27.7.11

Vida de Entrega

Vida de Entrega

O bichinho foi pego indefeso pelo rabo e suspendido, apartado de seus irmãozinhos gêmeos. Somavam 25 ao todo. Não mais. Agora eram 24. E ele era apenas um. O primeiro deles condenado à morte, ainda que uma morte incerta. Não que sua vida fosse muito excitante: passava, e passara, todos os dias de sua vida em um recipiente de plástico branco, forrado com serragem, que mal continha ele e seus 24 irmãos. Era bem verdade que não podia reclamar de falta de recursos: havia sempre água fresca e comida mais que suficiente para toda a família, ainda que a água tivesse que ser acessada por um de cada vez. A água era trazida por um tubo metálico que penetrava o recipiente que tinham por lar. Além de recursos, ainda que o espaço fosse pouco, era possível se exercitar. Em realidade, era necessário certo exercício para se alimentar e para ter acesso à água. Os pequenos se agarravam à grade que encerrava a parte de cima de sua residência. Os mais habilidosos (e ousados!) usavam apenas as patinhas dianteiras para tal. Observá-los se alimentarem era como um número do Cirque du Soleil em miniatura. Mas para ele, tudo se encerrava ali. Sentia a pele de suas costas e seu rabo presos de maneira que não podia fazer nada, a não ser emitir seus guinchinhos desesperados. A agulha, de espessura muito maior que qualquer um de seus dentes, penetrou a pele de seu abdome e peritôneo, infundindo em seu pequeno corpinho algo que ele agradecia não saber o que era.
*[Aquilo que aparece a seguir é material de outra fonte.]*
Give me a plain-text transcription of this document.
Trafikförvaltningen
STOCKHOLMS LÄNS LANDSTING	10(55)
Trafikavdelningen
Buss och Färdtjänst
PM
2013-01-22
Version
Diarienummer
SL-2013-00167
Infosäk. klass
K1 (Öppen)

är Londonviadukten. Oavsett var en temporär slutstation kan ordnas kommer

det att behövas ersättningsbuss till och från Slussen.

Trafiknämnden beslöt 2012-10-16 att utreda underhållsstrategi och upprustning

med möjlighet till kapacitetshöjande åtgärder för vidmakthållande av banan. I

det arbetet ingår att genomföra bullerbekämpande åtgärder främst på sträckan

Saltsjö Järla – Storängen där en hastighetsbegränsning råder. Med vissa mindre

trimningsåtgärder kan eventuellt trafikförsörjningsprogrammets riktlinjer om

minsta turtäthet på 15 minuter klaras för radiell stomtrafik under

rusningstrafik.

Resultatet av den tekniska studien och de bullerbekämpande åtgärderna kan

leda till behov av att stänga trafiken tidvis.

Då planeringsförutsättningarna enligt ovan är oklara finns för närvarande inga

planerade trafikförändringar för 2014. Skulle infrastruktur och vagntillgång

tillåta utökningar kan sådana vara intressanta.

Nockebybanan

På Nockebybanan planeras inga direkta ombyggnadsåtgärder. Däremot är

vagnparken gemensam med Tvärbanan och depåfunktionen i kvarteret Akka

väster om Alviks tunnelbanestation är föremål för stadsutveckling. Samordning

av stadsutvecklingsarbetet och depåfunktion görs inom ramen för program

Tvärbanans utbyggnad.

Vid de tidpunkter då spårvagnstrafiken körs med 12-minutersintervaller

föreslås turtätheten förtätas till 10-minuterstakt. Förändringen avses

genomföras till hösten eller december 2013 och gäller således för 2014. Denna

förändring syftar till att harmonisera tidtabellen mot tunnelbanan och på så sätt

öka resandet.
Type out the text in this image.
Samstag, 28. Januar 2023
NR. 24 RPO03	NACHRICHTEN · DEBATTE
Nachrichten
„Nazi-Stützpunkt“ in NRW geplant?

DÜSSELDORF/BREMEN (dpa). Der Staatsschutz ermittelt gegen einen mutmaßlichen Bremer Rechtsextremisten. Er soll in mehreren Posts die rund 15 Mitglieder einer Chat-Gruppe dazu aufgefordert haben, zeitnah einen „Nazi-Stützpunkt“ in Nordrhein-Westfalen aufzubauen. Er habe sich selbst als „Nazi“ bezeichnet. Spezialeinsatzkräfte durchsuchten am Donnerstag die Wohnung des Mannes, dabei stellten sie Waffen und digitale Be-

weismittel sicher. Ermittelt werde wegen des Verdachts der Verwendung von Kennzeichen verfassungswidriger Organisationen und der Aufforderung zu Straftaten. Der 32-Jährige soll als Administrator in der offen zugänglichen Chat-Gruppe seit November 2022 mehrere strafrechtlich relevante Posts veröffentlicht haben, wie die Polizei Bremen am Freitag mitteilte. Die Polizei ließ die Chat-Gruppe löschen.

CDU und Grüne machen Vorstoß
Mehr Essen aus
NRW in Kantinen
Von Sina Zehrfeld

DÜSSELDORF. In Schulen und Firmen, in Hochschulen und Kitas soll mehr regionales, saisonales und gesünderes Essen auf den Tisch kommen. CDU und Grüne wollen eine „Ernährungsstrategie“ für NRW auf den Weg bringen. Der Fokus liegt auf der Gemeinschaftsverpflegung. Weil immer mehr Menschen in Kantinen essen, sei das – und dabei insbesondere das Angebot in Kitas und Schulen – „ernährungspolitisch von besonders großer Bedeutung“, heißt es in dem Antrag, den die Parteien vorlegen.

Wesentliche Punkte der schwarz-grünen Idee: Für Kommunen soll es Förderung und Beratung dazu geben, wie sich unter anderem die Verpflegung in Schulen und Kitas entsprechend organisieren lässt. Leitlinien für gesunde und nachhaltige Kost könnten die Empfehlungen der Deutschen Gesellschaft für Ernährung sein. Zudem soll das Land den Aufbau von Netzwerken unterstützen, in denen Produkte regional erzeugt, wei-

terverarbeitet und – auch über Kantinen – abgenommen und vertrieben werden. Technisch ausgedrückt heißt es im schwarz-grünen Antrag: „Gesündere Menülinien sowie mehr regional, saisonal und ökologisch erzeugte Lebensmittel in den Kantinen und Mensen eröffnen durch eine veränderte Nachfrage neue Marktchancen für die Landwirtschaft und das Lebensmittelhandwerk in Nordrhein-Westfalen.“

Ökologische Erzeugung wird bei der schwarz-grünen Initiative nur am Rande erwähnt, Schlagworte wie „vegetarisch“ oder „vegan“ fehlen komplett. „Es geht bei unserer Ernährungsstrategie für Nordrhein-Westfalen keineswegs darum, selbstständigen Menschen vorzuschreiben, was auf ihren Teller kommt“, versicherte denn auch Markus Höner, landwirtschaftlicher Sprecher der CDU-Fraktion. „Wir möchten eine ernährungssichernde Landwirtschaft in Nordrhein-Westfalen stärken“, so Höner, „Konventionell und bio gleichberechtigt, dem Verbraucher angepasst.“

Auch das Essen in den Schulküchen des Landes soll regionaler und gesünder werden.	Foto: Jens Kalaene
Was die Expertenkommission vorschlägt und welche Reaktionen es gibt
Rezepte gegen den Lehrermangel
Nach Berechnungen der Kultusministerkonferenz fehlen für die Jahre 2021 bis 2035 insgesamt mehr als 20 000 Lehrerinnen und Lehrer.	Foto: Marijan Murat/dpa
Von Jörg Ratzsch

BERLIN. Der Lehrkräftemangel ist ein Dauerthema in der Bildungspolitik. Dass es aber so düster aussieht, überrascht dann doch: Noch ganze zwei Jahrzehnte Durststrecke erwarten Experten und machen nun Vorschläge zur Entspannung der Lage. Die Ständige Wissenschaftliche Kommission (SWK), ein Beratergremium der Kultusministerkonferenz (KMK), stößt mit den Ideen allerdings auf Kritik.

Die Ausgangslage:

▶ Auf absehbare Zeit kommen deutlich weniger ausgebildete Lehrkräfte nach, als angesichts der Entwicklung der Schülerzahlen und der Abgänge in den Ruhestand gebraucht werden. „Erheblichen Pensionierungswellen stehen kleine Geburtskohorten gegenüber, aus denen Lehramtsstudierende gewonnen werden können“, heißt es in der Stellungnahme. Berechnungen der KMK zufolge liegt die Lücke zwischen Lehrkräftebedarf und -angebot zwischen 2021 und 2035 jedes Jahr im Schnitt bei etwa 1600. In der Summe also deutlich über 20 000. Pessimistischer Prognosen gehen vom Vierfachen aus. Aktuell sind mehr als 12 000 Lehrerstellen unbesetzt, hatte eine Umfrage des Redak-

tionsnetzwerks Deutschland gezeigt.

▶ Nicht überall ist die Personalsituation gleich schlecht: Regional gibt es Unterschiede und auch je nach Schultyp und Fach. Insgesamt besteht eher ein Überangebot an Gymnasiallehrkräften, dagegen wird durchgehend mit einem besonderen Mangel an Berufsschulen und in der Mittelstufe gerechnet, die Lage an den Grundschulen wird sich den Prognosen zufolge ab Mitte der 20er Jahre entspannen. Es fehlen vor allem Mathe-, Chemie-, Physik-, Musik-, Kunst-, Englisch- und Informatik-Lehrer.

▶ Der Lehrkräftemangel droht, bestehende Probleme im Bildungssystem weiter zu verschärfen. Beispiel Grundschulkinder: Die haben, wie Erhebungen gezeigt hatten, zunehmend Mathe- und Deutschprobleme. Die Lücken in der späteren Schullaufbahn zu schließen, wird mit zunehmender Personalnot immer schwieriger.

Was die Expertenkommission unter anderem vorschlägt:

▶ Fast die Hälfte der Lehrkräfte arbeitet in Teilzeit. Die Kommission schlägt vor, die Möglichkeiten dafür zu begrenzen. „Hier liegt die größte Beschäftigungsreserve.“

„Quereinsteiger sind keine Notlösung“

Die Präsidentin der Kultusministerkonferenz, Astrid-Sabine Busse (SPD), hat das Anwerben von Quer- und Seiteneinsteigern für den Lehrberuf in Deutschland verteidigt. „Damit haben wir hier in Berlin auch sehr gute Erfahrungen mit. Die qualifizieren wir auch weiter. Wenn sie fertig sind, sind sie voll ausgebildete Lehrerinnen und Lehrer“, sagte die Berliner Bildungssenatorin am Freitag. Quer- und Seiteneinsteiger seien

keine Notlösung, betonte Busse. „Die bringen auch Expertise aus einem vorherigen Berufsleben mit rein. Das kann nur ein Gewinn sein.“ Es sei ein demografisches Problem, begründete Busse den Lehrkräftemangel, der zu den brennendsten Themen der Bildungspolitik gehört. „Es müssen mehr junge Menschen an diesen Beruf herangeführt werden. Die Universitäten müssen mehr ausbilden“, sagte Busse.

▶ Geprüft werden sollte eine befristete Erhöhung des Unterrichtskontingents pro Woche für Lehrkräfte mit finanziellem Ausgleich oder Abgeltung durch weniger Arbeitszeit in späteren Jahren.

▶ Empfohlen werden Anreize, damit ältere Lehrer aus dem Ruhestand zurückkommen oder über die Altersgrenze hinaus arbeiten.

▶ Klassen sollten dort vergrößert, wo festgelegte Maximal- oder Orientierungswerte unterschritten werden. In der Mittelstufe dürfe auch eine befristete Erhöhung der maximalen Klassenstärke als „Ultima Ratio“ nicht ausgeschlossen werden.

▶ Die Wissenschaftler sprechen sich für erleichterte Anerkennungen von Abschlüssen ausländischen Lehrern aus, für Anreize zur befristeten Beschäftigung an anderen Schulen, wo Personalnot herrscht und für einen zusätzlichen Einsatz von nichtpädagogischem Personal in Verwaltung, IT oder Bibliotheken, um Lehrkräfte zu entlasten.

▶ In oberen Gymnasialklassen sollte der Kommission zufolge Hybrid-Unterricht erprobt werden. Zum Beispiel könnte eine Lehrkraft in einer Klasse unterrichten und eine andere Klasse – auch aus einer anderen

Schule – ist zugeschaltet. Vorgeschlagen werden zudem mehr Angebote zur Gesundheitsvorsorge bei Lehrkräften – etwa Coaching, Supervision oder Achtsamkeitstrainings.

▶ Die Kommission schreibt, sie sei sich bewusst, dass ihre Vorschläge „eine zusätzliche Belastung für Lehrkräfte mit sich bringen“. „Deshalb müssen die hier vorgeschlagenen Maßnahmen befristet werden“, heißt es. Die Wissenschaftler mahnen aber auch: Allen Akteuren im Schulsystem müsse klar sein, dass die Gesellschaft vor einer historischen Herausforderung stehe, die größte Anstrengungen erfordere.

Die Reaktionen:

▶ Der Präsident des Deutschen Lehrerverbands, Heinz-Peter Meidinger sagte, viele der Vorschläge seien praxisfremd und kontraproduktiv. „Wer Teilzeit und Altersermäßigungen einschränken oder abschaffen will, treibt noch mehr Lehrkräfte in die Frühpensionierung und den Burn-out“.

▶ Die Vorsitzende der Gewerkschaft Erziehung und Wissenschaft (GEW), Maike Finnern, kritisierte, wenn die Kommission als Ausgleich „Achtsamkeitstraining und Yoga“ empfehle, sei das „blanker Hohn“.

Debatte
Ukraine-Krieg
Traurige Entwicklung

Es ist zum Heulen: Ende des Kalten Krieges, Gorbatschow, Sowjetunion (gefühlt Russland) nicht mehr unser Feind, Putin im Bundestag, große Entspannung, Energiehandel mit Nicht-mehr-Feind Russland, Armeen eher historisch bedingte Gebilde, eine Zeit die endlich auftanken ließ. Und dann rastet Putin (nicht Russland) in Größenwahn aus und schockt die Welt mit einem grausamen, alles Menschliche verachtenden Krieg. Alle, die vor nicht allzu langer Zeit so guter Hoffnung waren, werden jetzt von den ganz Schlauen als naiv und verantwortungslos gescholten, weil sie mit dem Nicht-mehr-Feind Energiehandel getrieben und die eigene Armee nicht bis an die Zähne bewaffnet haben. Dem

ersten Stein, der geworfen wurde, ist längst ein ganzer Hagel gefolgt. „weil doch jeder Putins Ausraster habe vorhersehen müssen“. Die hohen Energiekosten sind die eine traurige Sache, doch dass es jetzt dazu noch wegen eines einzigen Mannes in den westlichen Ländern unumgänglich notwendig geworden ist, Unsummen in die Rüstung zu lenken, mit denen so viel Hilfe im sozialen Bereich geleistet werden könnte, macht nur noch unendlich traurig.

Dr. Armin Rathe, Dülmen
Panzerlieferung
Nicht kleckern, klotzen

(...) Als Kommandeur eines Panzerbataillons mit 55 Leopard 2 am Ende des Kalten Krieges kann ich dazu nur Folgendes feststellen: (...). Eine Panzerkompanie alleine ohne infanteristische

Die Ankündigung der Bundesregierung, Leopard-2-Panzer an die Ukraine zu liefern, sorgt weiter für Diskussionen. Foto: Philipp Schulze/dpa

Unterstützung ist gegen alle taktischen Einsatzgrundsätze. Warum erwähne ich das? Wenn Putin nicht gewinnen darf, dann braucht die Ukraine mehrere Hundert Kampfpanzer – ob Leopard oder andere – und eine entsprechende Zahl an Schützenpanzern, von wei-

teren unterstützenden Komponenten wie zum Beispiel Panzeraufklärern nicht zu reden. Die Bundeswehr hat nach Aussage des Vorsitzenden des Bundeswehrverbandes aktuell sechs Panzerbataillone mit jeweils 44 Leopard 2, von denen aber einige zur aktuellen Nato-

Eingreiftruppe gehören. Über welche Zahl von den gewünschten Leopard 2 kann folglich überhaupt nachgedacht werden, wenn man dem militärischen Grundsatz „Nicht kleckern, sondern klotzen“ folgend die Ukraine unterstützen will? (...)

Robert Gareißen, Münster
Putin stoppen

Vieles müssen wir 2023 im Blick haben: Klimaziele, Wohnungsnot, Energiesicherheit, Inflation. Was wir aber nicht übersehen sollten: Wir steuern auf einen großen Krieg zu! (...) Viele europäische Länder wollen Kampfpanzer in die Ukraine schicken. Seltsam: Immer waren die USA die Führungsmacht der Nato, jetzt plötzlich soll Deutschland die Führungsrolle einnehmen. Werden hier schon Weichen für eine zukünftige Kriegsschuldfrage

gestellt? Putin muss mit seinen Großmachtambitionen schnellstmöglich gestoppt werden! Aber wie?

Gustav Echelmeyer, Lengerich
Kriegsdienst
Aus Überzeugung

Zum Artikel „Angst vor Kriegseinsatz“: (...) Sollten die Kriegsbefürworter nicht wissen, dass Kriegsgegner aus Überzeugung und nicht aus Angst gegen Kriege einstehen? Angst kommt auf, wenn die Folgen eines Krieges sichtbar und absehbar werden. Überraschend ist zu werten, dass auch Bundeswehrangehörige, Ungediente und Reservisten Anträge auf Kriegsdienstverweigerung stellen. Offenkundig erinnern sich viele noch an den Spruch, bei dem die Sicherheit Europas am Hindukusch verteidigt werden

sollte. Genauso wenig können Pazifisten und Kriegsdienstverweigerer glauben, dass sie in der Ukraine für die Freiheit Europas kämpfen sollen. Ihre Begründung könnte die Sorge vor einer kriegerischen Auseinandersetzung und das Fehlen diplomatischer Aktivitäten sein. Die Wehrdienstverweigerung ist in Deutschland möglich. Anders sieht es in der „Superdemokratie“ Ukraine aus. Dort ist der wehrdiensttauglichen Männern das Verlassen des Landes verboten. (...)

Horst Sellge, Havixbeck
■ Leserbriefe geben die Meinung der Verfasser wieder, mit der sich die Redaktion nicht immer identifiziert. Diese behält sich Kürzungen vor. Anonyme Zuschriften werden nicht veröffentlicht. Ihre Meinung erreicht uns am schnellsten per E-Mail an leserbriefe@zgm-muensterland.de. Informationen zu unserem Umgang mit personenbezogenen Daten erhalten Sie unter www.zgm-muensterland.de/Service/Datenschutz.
Em seguida, ele foi colocado em um recipiente menor, porém muito parecido com aquele no qual vivera até aquele dia. Água e comida lhe era ofertada da mesma maneira. Só que agora com exclusividade. Mas não tinha fome, nem sede. Sentia apenas medo. O que aconteceria em seguida? Sentiria dor? Ou simplesmente morreria em seu sono, com tranquilidade? Era impossível prever. E revisitar as histórias que ouvira durante toda sua vida só o torturava mais. Resolveu tentar se acalmar e dormir um pouco. Não restava mais nada a fazer além de esperar. Tudo pela ciência.

2 comments:

Guilherme Navarro said...

Até eu que não sou dos mais sensíveis fiquei meio tocado, parabéns Bruno, excelente, como sempre!

Anonymous said...

Só pode ser históri dos seus ratinhos, né?